5 lessons learned after 2 years at FXStreet IT Department

Javier Hertfelder
5 min readMay 20, 2017

After more than 2 years at FXStreet, with around 300.000 lines of code written and 30 services in production I have decided to put together 5 lessons learned the hard way.

1- No matter what is happening keep your SCRUM cycle intact

Mistake

During these 2 years, we have had bad times, emergencies, overwork and stressful moments. The easiest way to cope with hard times is to skip retrospectives, plannings, backlogs and even daily standups. We have made those mistakes and the consequences are devastating for the team and for the company. Is like going to the gym everyday for 3 weeks and then skip a week because you have important things to do… mistake! you will never go back.

Lesson Learned

Even if your services are crushed the team must keep with the normality in order to build a habit around a methodology. Discipline is the key of a successful development team. Habits only get internalized by discipline.

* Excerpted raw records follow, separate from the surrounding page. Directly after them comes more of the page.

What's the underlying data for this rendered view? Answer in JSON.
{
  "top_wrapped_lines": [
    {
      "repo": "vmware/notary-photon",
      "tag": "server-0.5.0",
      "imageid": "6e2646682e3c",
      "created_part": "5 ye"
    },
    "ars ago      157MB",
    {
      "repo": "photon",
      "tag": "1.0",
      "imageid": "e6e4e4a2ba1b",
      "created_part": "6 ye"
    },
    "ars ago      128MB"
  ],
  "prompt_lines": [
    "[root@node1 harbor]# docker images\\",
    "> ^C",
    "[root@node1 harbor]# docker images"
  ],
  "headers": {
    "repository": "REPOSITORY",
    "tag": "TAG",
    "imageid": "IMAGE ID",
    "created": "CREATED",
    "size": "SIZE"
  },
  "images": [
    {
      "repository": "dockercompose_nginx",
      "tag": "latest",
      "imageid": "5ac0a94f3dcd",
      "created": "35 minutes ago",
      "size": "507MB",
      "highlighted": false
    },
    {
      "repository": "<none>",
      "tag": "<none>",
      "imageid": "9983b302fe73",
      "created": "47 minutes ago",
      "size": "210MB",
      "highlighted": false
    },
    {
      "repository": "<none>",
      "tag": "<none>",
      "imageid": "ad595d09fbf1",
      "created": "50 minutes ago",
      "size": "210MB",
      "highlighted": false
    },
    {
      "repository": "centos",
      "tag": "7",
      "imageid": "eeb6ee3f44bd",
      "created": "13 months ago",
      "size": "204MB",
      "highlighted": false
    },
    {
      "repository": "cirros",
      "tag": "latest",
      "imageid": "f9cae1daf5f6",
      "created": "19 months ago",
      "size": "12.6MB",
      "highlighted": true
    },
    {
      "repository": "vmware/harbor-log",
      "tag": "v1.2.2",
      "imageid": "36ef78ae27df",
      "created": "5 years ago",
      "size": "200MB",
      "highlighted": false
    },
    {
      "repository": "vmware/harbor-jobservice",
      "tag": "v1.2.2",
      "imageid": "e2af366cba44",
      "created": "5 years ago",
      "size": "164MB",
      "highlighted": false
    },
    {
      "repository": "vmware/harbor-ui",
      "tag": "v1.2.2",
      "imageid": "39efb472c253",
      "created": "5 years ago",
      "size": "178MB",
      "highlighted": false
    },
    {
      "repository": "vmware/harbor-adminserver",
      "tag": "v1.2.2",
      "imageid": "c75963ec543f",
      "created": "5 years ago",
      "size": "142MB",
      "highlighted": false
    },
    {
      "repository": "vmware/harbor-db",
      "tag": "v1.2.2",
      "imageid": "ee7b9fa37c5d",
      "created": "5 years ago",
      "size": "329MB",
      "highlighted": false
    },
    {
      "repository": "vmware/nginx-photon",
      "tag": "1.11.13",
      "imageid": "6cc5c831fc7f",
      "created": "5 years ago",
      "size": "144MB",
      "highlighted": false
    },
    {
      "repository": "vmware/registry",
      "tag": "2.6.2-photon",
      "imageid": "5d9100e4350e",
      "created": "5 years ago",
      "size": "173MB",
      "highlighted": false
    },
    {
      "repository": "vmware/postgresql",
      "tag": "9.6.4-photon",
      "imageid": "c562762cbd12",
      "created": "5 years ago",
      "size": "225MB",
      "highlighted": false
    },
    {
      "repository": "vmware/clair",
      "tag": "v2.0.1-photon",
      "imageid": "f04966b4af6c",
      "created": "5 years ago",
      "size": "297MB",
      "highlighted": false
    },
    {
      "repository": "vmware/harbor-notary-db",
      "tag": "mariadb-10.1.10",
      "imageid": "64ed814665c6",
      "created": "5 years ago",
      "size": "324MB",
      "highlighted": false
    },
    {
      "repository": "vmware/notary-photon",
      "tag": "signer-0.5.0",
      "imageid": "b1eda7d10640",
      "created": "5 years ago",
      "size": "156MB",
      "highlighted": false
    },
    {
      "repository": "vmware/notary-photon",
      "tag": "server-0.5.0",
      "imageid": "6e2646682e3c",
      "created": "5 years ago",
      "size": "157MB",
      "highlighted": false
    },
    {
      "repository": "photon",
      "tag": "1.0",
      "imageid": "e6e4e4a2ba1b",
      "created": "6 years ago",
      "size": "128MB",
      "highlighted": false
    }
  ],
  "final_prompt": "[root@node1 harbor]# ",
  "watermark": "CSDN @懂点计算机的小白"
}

2- Integration tests are the key to sleep well at night

Mistake

Over the past two years we have done thousands of unit tests, but until we experimented problems with the deployments we did not decide to take integration tests seriously. As we already know unit test can prevent stupid mistakes, they do the code less buggy and they can save your code from refactors bad implemented but what really makes your code stable is the integration/system tests.

Lesson learned

After some problems with the deployments, some calls at night and, to be honest, some angry clients we created a plan to improve our integration tests. Before going on production make sure that you have all your crucial functionality cover by integration tests. Some parts (back end processes) can be very difficult to be tested but the amount of time and headaches saved just because a test fails right before going to production pays the difficulty.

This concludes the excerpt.